Big data comes from everywhere or anywhere: existing data bases, mountains of unstructured and semi-structured documents, entirely new sources on the web or in the evolving “network of things” in the enterprise. It creates unprecedented volumes of data to winnow and analyze for meaning. The presence in the data streams of duplicate data—which may be necessary, as the same blocks of information may mean different things when they are found in different contexts—create a kind of double jeopardy for the enterprise.
First, of course, there’s just the question of where to keep it all. Storage capacity is cheap and getting cheaper to acquire, but it isn’t free, and even free capacity is not free to configure, manage, and safeguard.
Faced with the need to cope with new volumes of data, you have an opportunity to drive storage efficiency deeper into the data center. De-duplication is the key technology for making storage itself more efficient (where content management and the like may make our USE of storage more efficient). Making sure that you only store one copy of data, at the file level or better still a the block level, can vastly reduce the amount of space a given business’s data consumes. This reduces the load on backup systems as well, and by extension reduces WAN loads generated by storage array replication and by backup among sites.
Second, there’s the problem of how to make use of the big data. Analytics software turns the mountains of raw data into manageable foothills of useful information.

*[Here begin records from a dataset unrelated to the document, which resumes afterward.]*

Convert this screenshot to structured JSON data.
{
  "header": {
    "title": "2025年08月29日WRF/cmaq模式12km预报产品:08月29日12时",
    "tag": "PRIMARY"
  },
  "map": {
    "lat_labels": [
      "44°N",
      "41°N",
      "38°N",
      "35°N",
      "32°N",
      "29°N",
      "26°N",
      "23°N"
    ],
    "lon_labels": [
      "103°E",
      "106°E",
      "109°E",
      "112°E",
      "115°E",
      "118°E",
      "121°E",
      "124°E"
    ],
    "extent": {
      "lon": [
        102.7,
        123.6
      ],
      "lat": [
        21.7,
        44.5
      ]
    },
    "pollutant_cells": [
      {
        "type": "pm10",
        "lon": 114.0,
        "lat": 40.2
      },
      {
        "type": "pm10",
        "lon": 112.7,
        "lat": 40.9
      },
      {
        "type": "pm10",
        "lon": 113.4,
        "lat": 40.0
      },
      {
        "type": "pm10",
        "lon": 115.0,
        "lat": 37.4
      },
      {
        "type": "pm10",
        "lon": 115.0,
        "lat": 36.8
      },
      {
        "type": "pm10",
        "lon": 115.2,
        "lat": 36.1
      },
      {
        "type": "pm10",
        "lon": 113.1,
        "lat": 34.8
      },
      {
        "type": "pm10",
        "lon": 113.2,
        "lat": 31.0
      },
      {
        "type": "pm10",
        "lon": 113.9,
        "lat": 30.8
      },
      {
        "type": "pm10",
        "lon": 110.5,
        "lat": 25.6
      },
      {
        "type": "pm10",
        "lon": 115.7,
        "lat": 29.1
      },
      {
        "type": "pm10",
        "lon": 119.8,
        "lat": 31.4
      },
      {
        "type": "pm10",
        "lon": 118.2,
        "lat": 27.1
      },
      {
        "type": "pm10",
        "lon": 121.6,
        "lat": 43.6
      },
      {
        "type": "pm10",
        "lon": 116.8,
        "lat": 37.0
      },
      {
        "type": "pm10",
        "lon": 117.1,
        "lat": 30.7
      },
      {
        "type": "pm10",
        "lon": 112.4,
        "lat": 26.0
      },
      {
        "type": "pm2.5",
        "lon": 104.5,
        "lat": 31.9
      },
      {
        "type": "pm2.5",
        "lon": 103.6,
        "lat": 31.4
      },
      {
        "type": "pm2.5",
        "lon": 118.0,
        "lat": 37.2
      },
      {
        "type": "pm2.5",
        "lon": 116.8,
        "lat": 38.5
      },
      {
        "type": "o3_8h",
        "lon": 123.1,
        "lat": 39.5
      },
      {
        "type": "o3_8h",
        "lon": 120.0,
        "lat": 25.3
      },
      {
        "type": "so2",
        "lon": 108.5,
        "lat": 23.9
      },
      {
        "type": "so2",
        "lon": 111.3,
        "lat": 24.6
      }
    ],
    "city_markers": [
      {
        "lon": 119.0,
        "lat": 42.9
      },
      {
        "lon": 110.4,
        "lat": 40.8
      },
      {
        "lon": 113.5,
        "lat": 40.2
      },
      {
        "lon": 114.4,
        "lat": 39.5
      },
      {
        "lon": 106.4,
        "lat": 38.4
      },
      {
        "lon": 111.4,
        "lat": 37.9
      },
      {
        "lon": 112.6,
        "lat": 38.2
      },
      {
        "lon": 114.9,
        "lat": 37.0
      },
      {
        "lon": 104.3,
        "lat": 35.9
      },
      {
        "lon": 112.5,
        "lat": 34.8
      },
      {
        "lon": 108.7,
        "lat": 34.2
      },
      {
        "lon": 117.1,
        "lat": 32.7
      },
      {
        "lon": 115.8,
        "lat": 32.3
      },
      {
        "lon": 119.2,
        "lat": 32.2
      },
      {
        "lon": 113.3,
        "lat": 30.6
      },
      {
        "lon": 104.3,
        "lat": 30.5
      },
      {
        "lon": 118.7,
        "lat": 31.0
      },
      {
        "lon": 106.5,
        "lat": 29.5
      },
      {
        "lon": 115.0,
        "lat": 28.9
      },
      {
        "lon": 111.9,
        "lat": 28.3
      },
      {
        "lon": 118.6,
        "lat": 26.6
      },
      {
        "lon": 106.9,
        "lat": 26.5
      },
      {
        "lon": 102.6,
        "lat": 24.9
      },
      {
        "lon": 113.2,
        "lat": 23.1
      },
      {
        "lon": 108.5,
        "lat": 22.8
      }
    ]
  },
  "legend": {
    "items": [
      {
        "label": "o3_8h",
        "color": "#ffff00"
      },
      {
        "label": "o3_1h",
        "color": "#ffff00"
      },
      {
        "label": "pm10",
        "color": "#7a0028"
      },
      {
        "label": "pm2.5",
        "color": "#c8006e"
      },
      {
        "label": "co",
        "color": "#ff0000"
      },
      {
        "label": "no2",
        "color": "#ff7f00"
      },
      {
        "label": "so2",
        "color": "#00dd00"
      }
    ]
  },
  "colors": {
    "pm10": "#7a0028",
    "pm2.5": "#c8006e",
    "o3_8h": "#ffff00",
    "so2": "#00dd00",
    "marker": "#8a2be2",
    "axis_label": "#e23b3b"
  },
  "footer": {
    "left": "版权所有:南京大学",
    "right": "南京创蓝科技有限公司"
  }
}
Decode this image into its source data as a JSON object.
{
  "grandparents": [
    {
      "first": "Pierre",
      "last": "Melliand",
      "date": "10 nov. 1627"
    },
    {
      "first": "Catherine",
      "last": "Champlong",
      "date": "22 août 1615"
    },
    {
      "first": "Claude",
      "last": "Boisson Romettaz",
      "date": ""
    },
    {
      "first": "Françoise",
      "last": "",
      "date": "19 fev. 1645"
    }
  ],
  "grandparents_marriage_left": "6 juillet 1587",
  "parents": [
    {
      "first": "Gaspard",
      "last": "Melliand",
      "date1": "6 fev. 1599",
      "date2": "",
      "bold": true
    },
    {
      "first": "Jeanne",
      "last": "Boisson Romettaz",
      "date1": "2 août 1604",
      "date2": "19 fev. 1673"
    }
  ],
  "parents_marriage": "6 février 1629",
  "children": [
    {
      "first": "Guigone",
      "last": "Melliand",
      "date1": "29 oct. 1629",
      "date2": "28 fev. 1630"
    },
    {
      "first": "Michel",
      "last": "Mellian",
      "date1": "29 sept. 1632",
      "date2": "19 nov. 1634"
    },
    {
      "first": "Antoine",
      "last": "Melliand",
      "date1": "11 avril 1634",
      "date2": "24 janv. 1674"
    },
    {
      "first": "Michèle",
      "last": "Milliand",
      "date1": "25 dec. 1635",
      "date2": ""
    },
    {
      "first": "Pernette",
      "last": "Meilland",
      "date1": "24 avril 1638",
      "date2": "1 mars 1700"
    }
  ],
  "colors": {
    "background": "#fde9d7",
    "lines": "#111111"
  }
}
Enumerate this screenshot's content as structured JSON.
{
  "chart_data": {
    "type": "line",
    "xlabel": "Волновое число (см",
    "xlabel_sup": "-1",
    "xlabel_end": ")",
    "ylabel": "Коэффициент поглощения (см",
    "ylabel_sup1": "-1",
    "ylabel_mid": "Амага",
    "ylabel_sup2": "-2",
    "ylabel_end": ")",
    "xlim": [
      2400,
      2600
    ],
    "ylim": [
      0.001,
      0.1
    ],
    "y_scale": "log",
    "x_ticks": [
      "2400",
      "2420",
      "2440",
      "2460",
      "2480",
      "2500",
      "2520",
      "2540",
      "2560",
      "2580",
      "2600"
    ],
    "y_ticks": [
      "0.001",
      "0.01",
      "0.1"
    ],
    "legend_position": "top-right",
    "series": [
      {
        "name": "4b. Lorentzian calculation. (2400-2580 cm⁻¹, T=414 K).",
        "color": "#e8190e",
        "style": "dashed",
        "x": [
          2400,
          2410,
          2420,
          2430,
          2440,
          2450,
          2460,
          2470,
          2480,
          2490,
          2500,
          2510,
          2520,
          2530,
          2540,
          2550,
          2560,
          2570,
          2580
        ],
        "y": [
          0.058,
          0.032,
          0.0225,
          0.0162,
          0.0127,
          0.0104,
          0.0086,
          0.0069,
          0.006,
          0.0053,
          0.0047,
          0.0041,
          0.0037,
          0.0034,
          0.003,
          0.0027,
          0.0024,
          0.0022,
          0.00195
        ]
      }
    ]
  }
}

However, its speed and efficiency will be to some degree determined by the volume of data it has to retrieve from storage, ingest and process. Any reduction in the volume retrieved from storage will improve performance.
Not all kinds of data can be deduplicated in this context, and there may be tradeoffs in performance that undercut the advantages.
Bottom line: A savvy CIO will try to avoid the double-jeopardy pinch of redundant data in an emerging big data environment, and examine closely the roles that deduplication can play.